Aşağıdaki karara benzer yüzlerce karar bulabilirsiniz. Kolay gelsin.


T.C.

YARGITAY

3. HUKUK DAİRESİ

E. 2005/987

K. 2005/1300

T. 14.2.2005

• HAKSIZ İŞGAL ( Davacı Kendisine Zarar Veren Kuruluşun İl Temsilciliğini Davalı Göstererek Tarafta Değil Temsilcide Hata Yapması - Davacıya Davayı Gerçek Hasıma Yöneltip Dava Dilekçesinin Tebliği İçin Mehil Verilmesi Gereği )

• HUSUMET ( Davacı Kendisine Zarar Veren Kuruluşun İl Temsilciliğini Davalı Göstererek Tarafta Değil Temsilcide Hata Yapması - Davaya Cevap Veren Türkiye İş Kurumu Genel Müdürlüğü Vekili Olup Davalı Vekili Sıfatıyla Duruşmaya Katılmasına Göre Dava Dilekçesinin Gerçek Hasıma Tebliğ Edildiğinin Kabulü )

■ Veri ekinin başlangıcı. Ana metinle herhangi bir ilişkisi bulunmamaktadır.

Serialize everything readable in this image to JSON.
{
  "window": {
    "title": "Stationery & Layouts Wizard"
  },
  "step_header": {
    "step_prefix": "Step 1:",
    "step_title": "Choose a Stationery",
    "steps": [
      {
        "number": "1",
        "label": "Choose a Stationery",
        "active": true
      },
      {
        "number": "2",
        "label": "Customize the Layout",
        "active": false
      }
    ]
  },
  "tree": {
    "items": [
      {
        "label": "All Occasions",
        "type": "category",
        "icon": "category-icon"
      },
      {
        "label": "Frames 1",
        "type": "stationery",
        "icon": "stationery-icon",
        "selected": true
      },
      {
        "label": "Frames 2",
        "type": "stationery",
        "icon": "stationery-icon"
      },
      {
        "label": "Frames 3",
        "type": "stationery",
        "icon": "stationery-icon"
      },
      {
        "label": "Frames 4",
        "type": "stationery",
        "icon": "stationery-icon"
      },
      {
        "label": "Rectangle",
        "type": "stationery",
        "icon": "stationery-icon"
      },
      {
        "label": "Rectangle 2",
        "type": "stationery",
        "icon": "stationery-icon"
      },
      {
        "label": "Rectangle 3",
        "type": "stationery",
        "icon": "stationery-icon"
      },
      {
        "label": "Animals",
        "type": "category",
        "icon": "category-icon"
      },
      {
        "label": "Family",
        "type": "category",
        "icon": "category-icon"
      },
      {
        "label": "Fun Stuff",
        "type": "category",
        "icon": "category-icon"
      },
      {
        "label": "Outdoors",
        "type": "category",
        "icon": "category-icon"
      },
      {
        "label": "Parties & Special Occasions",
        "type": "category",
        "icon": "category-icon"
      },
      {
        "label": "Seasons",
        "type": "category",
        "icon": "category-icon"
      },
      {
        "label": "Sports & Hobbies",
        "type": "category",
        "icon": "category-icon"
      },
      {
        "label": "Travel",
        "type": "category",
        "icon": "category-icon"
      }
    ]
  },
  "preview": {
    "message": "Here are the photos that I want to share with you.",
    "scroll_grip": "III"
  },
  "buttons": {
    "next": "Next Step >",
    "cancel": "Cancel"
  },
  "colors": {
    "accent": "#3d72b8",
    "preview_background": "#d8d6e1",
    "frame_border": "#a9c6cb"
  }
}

• TARAFTA DEĞİL TEMSİLCİDE HATA YAPILMASI ( Davada Hasım Gösterilmesi - Davacıya Davayı Gerçek Hasıma Yöneltip Dava Dilekçesinin Tebliği İçin Mehil Verilmesi Gereği/Haksız İşgal )

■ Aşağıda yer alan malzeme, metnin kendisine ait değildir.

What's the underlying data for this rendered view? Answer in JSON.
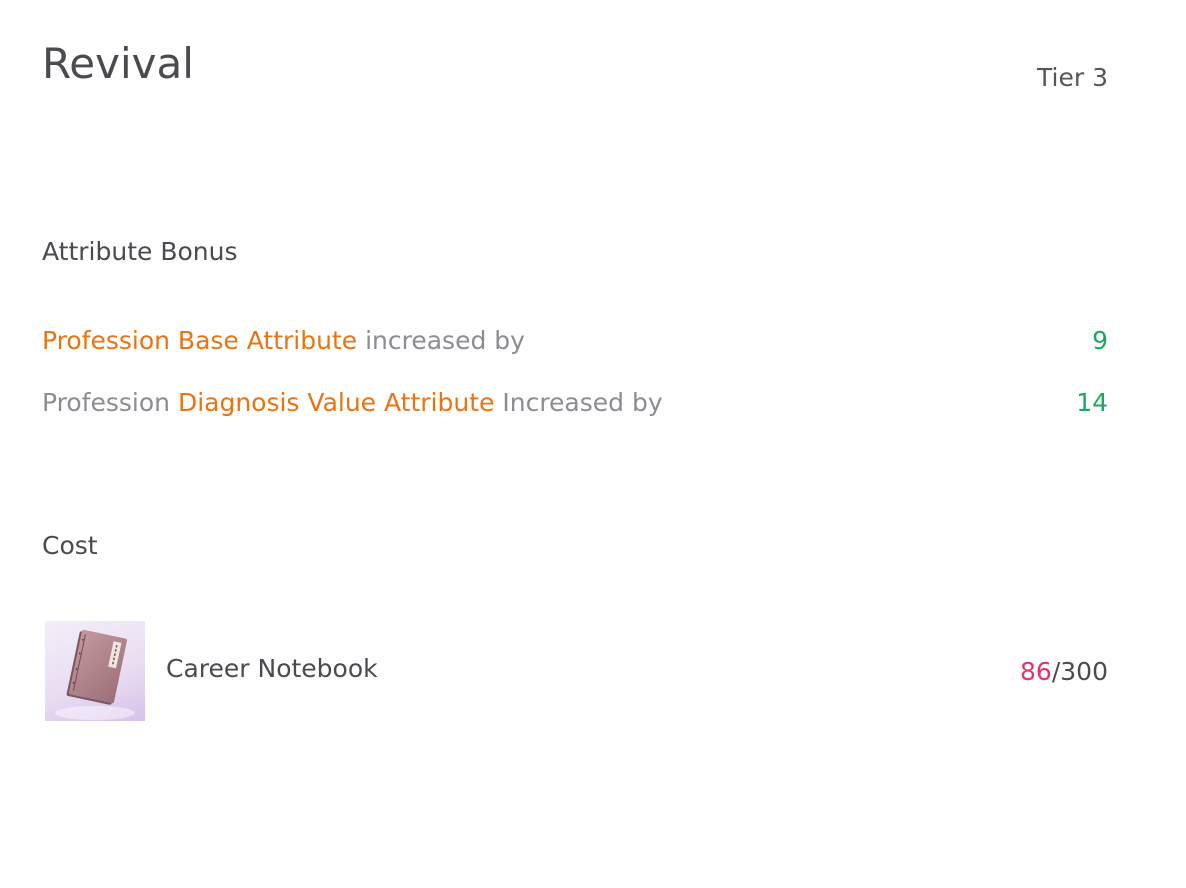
{
  "header": {
    "title": "Revival",
    "tier": "Tier 3"
  },
  "attribute_bonus": {
    "heading": "Attribute Bonus",
    "rows": [
      {
        "highlight": "Profession Base Attribute",
        "suffix": "increased by",
        "value": "9"
      },
      {
        "prefix": "Profession",
        "highlight": "Diagnosis Value Attribute",
        "suffix": "Increased by",
        "value": "14"
      }
    ]
  },
  "cost": {
    "heading": "Cost",
    "item": {
      "icon": "notebook-icon",
      "name": "Career Notebook",
      "have": "86",
      "separator": "/",
      "required": "300"
    }
  },
  "colors": {
    "highlight": "#ea7412",
    "value_green": "#1aa864",
    "insufficient_red": "#e8336a",
    "muted_text": "#8c8c92",
    "primary_text": "#4a4a50"
  }
}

• DAVAYA CEVAP ( Veren Türkiye İş Kurumu Genel Müdürlüğü Vekili Olup Davalı Vekili Sıfatıyla Duruşmaya Katılmasına Göre Dava Dilekçesinin Gerçek Hasıma Tebliğ Edildiğinin Kabulü - Davacı Kendisine Zarar Veren Kuruluşun İl Temsilciliğini Davalı Göstererek Tarafta Değil Temsilcide Hata Yapması )

1086/m.39/1-2

ÖZET : Davacı ( Vakıflar İdaresi ), vakfa ait taşınmazların haksız işgali nedeniyle, işgalini sürdüren Zonguldak Türkiye İş Kurumu Şube Müdürlüğünü dilekçesinde davalı olarak göstermiştir. Oysa gerçek hasım, kuruluş konusu olan ve tüzel kişiliği haiz bulunan Türkiye İş Kurumu Genel Müdürlüğü'dür. Dava edilen ile temsilde hata edilen arasında üst-alt ünite ilişkisi vardır. Davacı, kendisine zarar veren kuruluşun il temsilciliğini davalı göstererek tarafta değil, temsilcide hata yapmıştır. Bu gibi durumlarda HUMK.39/1-2 maddesi gereği davacıya davayı gerçek hasıma yöneltip, dava dilekçesinin tebliği için mehil verilmesi gerekir ( H.G.K.21.3.1984 T. 1981/4-1103 E, 1984/300 K ). Ancak, davaya cevap veren Türkiye İş Kurumu Genel Müdürlüğü vekili olup, davalı vekili sıfatıyla duruşmaya da katılmış bulunmasına göre, dava dilekçesinin gerçek hasıma tebliğ edildiğinin kabulü gerekir.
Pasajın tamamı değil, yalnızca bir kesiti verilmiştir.